A kinder, gentler Torts? Maybe a little bit for Blue Jackets

NHL, Columbus Blue Jackets

COLUMBUS, Ohio -- Last summer, John Tortorella sent Columbus Blue Jackets players a terse personal letter letting them know that uncomfortable times were ahead.

But if they worked hard, he wrote, it would all be worth it.

The Tortorella training camp was notoriously demanding and set the tone for a season in which the Blue Jackets would put together a 16-game winning streak on the way to making the playoffs for just the third time in franchise history. The camp was part of the no-nonsense Tortorella's rebooting of a culture he said he found when he was hired in Columbus after the team started 0-7 last season.

The talent was there, but the attitude needed adjustment. Enter Torts.

"I just felt that it was a lousy room with guys thinking they could come and go as they pleased -- the entitlement factor," he said. "I thought our mindset stunk."

It didn't take long for Tortorella to add a businesslike culture of working hard, being in the moment and never getting too up or too down in the Blue Jackets. Win your shift, win the period, win the game. Block out the noise.

The intense Tortorella even eased up this season as his young team bought into the brand of fast, close-checking, "safe is death" hockey he wanted out of them. He's still a ranter and raver, as he's shown at times this season, but players say he's dialed it down. It certainly helps to win more games than you lose.

"He might have his moments where he's not particularly happy with you, and he'll share his emotions a little bit, but he's definitely calmed down and learned to really talk it out," said winger Cam Atkinson, the team's leading scorer.

Tortorella admittedly had to walk away from the dressing room at times this season so he wouldn't blow up after the Blue Jackets played a bad period, letting assistant coaches interact with the players. He stopped attending power-play meetings, handing them over to assistant Brad Larsen, and delegated other duties. He got rid of the traditional morning skates to allow players to decide how they wanted to spend their time before games. He bent on some previously hard-and-fast rules.

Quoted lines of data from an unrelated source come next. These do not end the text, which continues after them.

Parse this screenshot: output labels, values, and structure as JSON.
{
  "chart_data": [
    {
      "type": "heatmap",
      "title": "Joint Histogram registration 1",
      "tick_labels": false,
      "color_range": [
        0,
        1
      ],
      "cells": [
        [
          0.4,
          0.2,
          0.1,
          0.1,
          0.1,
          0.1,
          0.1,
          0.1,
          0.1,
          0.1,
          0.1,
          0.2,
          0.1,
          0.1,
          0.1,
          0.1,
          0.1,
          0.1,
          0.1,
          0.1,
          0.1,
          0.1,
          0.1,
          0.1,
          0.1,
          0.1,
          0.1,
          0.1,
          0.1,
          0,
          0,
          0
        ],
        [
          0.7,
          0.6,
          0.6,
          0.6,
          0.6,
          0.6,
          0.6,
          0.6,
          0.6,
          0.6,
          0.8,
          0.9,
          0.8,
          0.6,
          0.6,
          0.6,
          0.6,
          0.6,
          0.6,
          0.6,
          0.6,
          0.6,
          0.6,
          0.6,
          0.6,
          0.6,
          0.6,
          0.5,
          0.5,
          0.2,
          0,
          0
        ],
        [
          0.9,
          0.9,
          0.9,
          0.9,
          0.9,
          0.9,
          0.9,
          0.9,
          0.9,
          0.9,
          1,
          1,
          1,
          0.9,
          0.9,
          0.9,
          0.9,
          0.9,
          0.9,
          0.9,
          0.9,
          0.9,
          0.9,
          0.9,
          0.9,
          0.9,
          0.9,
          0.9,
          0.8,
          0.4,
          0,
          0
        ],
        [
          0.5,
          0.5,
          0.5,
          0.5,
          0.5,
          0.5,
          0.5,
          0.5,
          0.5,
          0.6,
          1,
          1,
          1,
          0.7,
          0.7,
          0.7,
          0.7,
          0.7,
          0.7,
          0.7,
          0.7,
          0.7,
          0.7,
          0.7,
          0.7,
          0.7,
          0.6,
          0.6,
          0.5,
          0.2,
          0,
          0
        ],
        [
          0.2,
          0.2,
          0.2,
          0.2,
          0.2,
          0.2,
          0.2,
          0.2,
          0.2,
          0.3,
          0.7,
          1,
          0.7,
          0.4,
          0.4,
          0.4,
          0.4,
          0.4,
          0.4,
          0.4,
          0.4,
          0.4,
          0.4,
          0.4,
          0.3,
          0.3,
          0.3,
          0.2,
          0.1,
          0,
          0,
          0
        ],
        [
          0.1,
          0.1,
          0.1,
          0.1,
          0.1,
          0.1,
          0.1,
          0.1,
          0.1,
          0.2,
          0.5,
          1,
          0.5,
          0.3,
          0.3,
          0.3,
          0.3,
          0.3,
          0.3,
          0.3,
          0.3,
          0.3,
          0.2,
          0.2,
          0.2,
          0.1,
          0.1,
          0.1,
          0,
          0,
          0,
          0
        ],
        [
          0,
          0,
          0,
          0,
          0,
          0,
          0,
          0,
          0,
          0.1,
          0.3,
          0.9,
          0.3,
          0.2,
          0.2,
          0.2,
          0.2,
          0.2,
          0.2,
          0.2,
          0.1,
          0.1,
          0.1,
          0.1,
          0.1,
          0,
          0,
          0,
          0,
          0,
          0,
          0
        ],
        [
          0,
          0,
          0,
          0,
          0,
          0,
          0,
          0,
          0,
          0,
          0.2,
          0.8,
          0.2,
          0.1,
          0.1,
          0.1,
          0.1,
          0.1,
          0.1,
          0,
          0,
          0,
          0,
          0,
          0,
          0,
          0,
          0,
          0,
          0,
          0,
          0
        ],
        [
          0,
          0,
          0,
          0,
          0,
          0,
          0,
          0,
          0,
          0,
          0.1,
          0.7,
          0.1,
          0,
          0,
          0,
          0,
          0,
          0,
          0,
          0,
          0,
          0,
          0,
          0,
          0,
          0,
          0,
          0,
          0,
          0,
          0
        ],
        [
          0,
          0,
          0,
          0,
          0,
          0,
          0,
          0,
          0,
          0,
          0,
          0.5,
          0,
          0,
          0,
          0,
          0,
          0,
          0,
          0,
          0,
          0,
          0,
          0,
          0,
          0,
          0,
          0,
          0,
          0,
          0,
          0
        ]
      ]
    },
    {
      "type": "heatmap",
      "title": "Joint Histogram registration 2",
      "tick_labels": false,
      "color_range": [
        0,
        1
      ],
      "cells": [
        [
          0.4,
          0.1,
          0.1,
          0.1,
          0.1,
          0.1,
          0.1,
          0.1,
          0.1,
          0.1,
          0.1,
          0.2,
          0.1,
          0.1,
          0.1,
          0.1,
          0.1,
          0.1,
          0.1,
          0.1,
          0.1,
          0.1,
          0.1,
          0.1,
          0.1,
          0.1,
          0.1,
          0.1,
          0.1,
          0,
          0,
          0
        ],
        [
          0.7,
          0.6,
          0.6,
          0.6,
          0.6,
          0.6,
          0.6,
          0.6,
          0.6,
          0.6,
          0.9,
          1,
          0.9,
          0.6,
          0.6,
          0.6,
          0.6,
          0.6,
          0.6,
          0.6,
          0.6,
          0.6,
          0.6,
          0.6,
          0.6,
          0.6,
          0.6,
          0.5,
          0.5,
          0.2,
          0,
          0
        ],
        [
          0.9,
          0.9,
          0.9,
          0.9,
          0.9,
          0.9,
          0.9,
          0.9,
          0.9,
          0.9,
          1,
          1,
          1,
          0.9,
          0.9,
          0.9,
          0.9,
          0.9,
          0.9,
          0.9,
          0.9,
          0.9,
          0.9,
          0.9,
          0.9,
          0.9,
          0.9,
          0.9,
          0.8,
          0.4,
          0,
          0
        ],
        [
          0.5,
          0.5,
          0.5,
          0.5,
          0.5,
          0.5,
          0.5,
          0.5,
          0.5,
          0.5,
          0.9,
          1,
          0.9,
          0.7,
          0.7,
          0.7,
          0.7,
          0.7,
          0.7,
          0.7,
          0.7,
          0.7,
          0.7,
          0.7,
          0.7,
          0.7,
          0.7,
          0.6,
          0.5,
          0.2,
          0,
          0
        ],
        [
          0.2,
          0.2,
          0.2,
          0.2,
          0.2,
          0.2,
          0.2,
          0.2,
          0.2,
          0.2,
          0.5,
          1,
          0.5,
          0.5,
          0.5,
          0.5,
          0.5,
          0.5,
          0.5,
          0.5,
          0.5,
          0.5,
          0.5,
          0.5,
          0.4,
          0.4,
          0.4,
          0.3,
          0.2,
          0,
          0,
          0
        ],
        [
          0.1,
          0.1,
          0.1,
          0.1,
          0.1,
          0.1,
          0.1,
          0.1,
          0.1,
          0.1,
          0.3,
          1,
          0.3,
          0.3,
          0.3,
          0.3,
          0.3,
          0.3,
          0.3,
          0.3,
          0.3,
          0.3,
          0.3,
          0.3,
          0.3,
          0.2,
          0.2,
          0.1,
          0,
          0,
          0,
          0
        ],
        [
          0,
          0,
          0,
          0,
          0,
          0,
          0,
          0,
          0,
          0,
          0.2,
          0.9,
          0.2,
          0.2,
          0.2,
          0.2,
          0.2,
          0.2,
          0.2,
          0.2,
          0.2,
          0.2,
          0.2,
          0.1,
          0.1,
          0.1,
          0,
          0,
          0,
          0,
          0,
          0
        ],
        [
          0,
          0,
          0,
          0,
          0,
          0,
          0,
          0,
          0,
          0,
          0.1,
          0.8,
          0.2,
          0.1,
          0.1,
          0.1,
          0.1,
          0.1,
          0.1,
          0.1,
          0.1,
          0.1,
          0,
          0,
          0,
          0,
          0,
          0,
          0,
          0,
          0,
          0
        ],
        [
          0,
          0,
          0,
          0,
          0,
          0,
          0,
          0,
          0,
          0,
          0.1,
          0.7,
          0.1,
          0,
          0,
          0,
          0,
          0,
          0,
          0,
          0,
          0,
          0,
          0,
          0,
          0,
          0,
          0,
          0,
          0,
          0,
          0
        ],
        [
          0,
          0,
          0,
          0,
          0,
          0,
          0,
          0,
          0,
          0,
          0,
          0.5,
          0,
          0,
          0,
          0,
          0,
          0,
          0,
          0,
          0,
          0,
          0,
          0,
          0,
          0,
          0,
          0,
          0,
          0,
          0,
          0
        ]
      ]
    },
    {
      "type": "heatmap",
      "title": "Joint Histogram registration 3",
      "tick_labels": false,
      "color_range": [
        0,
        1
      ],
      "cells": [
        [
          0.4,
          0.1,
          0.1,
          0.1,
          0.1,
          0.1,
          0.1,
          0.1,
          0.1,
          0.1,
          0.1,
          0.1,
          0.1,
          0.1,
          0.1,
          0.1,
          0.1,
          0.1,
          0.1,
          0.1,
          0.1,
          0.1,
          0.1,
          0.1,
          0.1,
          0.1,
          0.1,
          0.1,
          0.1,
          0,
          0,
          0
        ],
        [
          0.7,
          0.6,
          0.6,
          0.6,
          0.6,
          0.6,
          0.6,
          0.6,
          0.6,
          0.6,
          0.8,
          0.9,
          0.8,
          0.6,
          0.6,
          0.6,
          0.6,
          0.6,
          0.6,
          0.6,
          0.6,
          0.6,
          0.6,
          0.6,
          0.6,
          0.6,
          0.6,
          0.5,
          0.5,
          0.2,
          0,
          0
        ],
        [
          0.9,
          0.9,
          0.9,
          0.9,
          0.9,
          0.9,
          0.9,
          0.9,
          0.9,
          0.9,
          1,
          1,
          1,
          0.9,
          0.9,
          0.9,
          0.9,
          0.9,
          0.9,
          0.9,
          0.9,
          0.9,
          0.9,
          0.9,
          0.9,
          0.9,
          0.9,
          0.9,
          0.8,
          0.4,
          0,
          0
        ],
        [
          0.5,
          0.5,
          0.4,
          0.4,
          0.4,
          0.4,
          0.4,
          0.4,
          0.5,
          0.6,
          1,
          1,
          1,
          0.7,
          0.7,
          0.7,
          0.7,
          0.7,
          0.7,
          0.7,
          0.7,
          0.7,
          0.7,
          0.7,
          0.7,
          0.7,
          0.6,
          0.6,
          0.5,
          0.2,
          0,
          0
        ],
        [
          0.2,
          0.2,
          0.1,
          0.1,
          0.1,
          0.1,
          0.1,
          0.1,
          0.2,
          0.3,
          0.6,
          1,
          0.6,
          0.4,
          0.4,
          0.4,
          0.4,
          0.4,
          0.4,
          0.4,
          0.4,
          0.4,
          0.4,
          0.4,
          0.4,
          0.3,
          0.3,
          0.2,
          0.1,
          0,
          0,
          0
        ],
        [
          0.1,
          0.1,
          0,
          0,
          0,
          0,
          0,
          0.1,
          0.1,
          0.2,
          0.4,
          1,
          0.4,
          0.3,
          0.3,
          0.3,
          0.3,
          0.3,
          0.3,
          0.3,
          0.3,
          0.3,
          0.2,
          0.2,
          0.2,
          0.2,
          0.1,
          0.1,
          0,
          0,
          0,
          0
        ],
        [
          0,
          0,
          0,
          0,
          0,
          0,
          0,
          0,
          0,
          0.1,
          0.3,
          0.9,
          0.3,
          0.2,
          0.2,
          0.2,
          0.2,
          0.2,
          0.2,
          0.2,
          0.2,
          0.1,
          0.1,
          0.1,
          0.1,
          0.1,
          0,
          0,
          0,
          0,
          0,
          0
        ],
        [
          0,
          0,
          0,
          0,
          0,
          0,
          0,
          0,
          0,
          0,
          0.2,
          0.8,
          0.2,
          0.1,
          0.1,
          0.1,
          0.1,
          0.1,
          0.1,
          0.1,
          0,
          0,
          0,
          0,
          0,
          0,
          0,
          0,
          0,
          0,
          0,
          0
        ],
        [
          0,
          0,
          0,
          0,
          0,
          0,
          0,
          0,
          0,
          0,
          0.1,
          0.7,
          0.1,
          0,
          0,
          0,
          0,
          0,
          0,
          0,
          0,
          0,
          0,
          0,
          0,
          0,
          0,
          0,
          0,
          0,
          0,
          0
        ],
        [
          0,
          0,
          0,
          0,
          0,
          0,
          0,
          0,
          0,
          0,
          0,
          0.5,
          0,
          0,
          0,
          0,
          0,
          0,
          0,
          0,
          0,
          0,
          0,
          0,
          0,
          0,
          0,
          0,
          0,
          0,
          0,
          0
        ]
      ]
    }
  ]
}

"I think he's been a little calmer," said veteran winger Brandon Saad, who scored the only goal for Columbus in a 4-1 playoff loss to Pittsburgh Friday night. "He demands a lot of players, but there were some times last year when he flipped the switch. And this year he's kind of relaxed a little bit more, taught a little bit more rather than screaming."

The Blue Jackets are down 2-0 in the best-of-seven series, but the team's aggressive style of play has pleased Tortorella. The series continues in Columbus on Sunday night.

"They'll be fine," he said.

Tortorella, a 58-year-old Boston native, has mostly managed to avoid the kind of antics that made him a YouTube celebrity. Like the time as Vancouver coach when he tried to get into the Calgary dressing room to fight the opposing coach. Or the time he tried to go after a fan behind the bench with a hockey stick. The focus has been more on the players than him, which is the way he wants it.

"This team probably has been the story of the year because they know their identity and play as well as anybody in the league -- and John Tortorella has a lot to say about that," said Jeremy Roenick, an NBC hockey analyst who played under Tortorella and against his teams.

"But he's also let these players dictate how they're going to be coached," Roenick said. "He's taken away morning skates to allow the guys the ability to prepare and put all their efforts out on the ice for a game. He's allowed them to have a voice. And if those players don't respond the way they're supposed to, he lets them know about it."